3 settembre 1946, Tangeri

P. viene per un'altra seduta di posa. Non appena apro la porta scorgo un'espressione di sfida nei suoi occhi, ma anche di divertimento e di ironia. Siamo a metà pomeriggio e fa caldo. Comincio a lavorare in silenzio come al solito, ma perdo la concentrazione e lei si mette a girare per lo studio in cerca di qualcosa di nuovo. Trova l'hashish tra i barattoli e i pennelli sul tavolo e lo annusa. Sa che cos'è, ma non l'ha mai provato. Mi chiede di fumarlo. Non l'ho mai vista nemmeno con una sigaretta tra le labbra, ma le preparo ugualmente il narghilè. Dopo qualche minuto si lamenta di non provare niente. Le dico di avere pazienza e lei emette una specie di piccolo gemito, come al suo primo contatto sessuale, immagino. Ha uno sguardo remoto negli occhi, quasi si fosse ritirata dentro di sé. Si lecca lentamente, sensualmente, le labbra. Vorrei posarvi la mia bocca. Mi perdo, osservando il cambiamento della luce nella stanza. P. dice: «Credo che dovresti disegnarmi come sono davvero». È quanto cerco di fare da settimane. Con movimenti rapidi, fluidi, si alza, si toglie la blusa, lascia cadere la gonna, si slaccia il reggiseno e si sfila le mutandine. Sono ammutolito. P. rimane in piedi davanti a me, i lunghi capelli neri sulle spalle nude, le mani sulle cosce a incorniciare il triangolo del pube. Lentamente si porta la punta delle dita sulle spalle e lentamente le fa scendere sui seni, fino ai capezzoli scuri che si inturgidiscono al tocco. Le dita tracciano la linea del corpo. Siamo entrambi così immersi nella sensualità del momento che mi sembra siano le mie dita a sfiorarla. «Io sono così», dice. Afferro i carboncini e i fogli da disegno, la mia mano vola su di loro rapida, audace. Devo averla disegnata sei, sette, otto volte nello spazio di pochi minuti. Finisco e i fogli scivolano sul pavimento. Lei continua a starmi davanti, eretta, nuda, di una bellezza assoluta, con la suprema sicurezza della donna completa ed è quell'essenza misteriosa che io sto vedendo e che riesco a cogliere.

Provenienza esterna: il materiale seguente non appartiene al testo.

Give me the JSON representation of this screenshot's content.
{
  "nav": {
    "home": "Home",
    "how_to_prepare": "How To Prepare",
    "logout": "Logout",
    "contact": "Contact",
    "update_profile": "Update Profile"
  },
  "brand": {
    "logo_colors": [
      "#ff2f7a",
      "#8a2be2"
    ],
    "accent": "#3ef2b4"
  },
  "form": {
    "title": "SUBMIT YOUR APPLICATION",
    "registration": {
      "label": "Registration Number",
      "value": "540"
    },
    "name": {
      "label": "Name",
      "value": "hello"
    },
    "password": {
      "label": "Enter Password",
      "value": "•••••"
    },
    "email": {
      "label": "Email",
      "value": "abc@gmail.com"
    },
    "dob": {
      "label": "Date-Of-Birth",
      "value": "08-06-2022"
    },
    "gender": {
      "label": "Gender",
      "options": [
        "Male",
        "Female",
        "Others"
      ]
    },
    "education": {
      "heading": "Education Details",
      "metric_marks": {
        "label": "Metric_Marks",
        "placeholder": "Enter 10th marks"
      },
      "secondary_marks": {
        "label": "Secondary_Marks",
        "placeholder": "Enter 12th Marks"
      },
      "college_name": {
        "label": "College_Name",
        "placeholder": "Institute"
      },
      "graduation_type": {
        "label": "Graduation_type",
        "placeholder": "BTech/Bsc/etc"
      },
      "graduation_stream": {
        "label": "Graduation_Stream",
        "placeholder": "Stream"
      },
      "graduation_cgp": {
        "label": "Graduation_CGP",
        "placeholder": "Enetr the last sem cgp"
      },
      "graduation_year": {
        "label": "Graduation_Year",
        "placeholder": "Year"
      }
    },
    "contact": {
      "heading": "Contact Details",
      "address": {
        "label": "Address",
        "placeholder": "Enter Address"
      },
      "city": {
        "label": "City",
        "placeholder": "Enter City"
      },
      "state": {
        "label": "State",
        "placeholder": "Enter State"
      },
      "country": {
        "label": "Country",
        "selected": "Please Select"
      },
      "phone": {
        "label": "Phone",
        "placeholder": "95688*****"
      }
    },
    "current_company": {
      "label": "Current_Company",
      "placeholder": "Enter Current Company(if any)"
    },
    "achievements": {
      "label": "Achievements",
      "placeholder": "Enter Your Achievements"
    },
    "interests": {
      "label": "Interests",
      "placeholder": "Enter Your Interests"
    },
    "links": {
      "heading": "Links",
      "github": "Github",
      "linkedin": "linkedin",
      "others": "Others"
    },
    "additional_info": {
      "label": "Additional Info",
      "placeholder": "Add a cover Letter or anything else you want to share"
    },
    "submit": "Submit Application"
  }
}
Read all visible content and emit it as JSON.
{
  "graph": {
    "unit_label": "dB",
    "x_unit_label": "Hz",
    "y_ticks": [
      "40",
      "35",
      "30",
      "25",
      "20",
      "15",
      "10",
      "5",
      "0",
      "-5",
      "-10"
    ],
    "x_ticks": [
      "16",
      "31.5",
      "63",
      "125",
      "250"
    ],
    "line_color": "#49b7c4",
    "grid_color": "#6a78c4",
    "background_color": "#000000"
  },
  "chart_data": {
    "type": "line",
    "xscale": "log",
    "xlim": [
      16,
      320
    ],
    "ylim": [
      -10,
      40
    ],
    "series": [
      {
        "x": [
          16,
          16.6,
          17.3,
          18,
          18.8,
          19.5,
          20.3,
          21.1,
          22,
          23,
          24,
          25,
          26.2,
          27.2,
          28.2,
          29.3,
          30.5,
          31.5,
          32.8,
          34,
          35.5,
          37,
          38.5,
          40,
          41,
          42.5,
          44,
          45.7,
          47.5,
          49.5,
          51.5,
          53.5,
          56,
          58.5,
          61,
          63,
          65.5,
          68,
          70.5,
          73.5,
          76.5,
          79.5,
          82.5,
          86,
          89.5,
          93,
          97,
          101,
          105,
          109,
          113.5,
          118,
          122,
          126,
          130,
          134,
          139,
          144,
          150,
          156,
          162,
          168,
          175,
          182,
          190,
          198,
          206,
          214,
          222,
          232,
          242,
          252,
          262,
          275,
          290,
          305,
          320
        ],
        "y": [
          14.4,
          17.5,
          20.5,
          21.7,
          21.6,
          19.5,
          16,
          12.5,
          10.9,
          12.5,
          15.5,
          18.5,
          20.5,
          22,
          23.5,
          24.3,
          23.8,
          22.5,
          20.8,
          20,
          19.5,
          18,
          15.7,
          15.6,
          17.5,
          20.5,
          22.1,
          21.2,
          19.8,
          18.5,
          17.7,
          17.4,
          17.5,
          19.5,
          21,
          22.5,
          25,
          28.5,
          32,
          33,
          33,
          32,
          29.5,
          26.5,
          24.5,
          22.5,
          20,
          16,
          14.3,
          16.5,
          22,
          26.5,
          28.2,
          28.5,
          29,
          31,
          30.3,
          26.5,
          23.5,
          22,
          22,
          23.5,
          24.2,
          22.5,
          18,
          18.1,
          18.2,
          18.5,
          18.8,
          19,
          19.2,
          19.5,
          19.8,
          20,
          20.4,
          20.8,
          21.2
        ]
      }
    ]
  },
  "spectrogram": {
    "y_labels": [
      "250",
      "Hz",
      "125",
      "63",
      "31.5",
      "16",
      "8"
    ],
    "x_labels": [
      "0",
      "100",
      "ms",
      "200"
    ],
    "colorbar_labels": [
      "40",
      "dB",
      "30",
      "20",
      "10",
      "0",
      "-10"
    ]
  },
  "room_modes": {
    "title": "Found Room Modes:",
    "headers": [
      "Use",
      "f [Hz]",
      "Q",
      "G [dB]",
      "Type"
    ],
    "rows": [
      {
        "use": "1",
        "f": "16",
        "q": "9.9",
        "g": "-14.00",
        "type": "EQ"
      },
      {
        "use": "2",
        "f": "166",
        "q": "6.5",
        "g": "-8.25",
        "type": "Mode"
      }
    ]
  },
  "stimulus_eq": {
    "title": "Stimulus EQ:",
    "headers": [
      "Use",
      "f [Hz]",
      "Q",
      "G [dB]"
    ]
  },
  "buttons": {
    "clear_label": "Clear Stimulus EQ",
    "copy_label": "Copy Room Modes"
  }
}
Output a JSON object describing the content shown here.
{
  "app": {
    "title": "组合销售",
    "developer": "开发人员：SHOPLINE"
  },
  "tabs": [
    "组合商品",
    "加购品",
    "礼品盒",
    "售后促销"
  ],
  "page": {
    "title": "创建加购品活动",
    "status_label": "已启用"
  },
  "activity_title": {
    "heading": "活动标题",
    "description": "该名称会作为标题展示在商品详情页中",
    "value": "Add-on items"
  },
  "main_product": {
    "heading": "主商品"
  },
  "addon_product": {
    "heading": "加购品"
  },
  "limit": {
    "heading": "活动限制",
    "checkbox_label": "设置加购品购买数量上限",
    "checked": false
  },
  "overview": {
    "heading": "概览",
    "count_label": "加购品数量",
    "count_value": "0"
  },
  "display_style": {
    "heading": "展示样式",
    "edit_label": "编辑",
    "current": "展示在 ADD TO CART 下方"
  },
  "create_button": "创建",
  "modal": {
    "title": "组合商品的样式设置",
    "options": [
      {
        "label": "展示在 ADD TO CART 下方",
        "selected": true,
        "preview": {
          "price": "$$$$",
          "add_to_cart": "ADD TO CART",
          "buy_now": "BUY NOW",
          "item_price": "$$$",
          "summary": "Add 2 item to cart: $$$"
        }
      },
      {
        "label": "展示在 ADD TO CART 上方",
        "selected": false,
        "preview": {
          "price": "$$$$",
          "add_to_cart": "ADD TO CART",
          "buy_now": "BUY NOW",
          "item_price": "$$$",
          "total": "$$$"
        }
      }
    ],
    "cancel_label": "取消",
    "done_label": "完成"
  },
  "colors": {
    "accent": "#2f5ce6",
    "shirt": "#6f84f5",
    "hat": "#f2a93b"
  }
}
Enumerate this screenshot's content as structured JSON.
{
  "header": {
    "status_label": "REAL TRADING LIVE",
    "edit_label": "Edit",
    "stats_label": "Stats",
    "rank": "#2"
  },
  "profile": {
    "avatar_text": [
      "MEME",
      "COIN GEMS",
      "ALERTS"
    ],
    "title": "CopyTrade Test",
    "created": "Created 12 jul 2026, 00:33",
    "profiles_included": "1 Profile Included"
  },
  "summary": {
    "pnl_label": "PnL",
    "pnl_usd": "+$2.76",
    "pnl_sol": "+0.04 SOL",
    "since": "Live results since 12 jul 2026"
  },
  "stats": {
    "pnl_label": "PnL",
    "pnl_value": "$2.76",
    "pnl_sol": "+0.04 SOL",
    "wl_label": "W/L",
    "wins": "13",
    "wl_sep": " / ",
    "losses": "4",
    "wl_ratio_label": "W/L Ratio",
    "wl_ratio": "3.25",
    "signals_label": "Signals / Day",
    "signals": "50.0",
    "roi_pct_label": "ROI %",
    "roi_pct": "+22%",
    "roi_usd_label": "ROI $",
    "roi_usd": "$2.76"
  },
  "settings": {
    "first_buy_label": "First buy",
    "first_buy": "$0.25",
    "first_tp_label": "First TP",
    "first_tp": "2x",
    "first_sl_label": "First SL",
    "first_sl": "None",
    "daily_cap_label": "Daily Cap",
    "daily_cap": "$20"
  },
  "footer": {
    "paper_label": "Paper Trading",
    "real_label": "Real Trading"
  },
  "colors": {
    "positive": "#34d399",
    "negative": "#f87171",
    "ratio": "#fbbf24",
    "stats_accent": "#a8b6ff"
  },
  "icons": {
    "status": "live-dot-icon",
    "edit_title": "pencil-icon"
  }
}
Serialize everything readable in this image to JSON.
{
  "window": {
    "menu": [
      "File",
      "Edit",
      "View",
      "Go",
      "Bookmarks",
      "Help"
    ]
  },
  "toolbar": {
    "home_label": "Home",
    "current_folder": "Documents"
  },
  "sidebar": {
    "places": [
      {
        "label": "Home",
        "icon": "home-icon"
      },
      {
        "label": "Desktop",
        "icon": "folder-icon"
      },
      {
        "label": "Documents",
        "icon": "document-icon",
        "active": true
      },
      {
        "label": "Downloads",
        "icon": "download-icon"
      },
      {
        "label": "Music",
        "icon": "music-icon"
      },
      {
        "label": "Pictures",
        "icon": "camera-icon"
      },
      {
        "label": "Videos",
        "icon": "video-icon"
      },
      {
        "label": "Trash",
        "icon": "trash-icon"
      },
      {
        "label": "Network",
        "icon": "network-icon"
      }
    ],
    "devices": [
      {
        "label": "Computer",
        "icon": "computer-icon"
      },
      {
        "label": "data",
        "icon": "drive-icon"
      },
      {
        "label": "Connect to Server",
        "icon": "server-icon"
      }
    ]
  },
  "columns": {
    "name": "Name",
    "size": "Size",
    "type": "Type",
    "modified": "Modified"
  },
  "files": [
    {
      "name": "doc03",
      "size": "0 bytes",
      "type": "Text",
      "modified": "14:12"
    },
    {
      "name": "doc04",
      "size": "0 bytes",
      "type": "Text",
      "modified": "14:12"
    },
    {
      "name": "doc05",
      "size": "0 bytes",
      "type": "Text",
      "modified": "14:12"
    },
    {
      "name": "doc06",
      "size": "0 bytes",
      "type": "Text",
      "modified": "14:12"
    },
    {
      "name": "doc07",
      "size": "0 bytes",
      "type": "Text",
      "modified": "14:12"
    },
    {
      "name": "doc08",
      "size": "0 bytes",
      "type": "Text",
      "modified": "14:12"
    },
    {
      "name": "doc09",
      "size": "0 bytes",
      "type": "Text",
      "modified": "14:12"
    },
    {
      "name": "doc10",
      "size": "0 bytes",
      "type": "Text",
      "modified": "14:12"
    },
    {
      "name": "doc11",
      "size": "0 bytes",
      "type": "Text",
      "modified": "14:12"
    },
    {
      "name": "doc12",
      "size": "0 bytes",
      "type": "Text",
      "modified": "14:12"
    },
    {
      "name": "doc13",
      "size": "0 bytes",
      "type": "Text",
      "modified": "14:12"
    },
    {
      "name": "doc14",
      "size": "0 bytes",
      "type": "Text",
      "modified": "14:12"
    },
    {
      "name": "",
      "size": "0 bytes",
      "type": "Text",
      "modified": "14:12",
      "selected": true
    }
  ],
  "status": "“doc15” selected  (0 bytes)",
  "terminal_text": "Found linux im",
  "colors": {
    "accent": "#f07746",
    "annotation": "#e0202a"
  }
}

Poi, come accade ogni tanto con l'hashish, all'improvviso è tutto diverso. P. si riveste, si avvia alla porta e io rimango lì in piedi, con i disegni ai miei piedi. Li guarda, poi guarda me. «Ora sai», dice. Le sue labbra mi sfiorano la bocca morbide come la sabbia e fresche come l'acqua, il lampo della sua lingua sulla mia rimane con me per ore.


20 settembre 1946

Tornato da Tarragona ho saputo che P. è in Spagna con sua madre. È morta una sorella della madre. Il dottore non sa quando ritorneranno. Mi sento orfano e stranamente libero. Ahmed e il suo amico vengono qui la sera e io sono in vena di baldorie. Notte di totale edonismo.


23 settembre 1946

Mostro a Carlos i disegni a carboncino. È sbalordito. Per la prima volta dice qualcosa sul mio lavoro e la parola è «eccezionale». Più tardi, mentre fumiamo insieme, dice: «Vedo che è cominciato il disgelo. Spero che Ahmed e Mohammed ti siano stati di aiuto». Lo guardo come se non capissi di che cosa stia parlando. Dice che me ne manderà altri. «Non voglio che ti annoi.» Io non parlo.


30 ottobre 1946

Ancora nessuna notizia da P., e ora anche suo padre è partito per la Spagna. L'unico possibile indirizzo per rintracciarli è Granada. R. ha venduto un terreno a un americano che vuole costruire un albergo. Una condizione per la vendita del terreno è che siamo noi a costruire. È il nostro primo contratto importante. Io vorrei occuparmi del progetto, ma R. insiste perché tenga separati lavoro e arte. «Tutti quelli che hanno rapporti di affari con me sanno che tu sei il mio consulente per la sicurezza… non posso farti anche progettare la reception.»